A brand can be a name, image, symbol, or slogan used to identify goods or services. Trademark infringement occurs when confusion arises about the source of goods or services. Factors considered include the strength of the mark, similarity of goods or services, and marketing channels used. Notable cases include Apple vs. Apple Corps and Google’s AdWords service.
A brand is often a name, but can also be a domain name, image, symbol, logo, phrase or slogan, color, product design, or product packaging used to identify the source or sponsor of goods or services. Other items, such as fragrances, shapes and sounds can also be registered as trademarks. Under the Lanham Act, it is illegal to use a trademark in a way that could confuse consumers as to who is the source or sponsor of a good or service. When this type of confusion arises, it is referred to as trademark infringement. The main cases of trademark infringement are high-profile lawsuits in which the owner of a well-known trademark sues a party claiming trademark infringement.

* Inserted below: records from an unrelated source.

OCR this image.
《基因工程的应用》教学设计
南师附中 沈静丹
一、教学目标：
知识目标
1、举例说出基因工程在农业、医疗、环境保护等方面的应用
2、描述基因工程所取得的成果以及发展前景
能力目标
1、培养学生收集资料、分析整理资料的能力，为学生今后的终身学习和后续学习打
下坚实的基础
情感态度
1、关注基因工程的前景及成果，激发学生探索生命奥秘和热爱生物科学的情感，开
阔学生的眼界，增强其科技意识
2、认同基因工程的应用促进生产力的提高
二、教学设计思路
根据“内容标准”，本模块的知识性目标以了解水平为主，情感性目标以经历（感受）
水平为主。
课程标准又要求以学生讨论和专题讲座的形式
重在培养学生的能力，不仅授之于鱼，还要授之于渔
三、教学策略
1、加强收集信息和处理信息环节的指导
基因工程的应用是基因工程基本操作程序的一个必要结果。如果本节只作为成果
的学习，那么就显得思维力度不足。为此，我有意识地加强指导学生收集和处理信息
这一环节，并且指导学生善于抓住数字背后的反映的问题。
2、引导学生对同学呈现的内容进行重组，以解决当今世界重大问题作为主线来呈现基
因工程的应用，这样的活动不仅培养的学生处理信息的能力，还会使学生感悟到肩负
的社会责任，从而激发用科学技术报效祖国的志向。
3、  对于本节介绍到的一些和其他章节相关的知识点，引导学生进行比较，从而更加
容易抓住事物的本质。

In all trademark infringement cases, regardless of the parties, the same factors are commonly used to determine likelihood of confusion, which is key to proving infringement. Considerations include the question of how strong the plaintiff’s mark is in the first place, how similar the defendant’s goods or services are to the plaintiff’s, how similar the defendant’s mark and the plaintiff are, whether the defendant and the plaintiffs use the same marketing channels, the likely degree of care a purchaser of each’s goods or services might employ, the defendant’s goal in obtaining the trademark, both parties’ growth plans, and any actual evidence of confusing for consumers.
One of the most notable trademark infringement cases was that of Apple Inc., the computer and iPod® company, against Apple Corps, Ltd., the Beatles company. The case was initially settled in 1991 and re-settled in 2007. The 2007 settlement replaced the previous settlement and gave Apple Inc. ownership of the “Apple” trademark. In return, some of the “Apple” trademarks have been licensed to Apple Corps so it can continue to use them.
A major series of trademark infringement cases have focused on Google’s use of trademarks in its AdWords service. Those suing Google over this included American Blinds, American Airlines, Geico and – in a class action lawsuit filed in 2009 – all Texas-based trademark owners who had their registered trade names used by their competitors. In November 2009, Yahoo! resolved a similar trademark infringement case brought by American Airlines.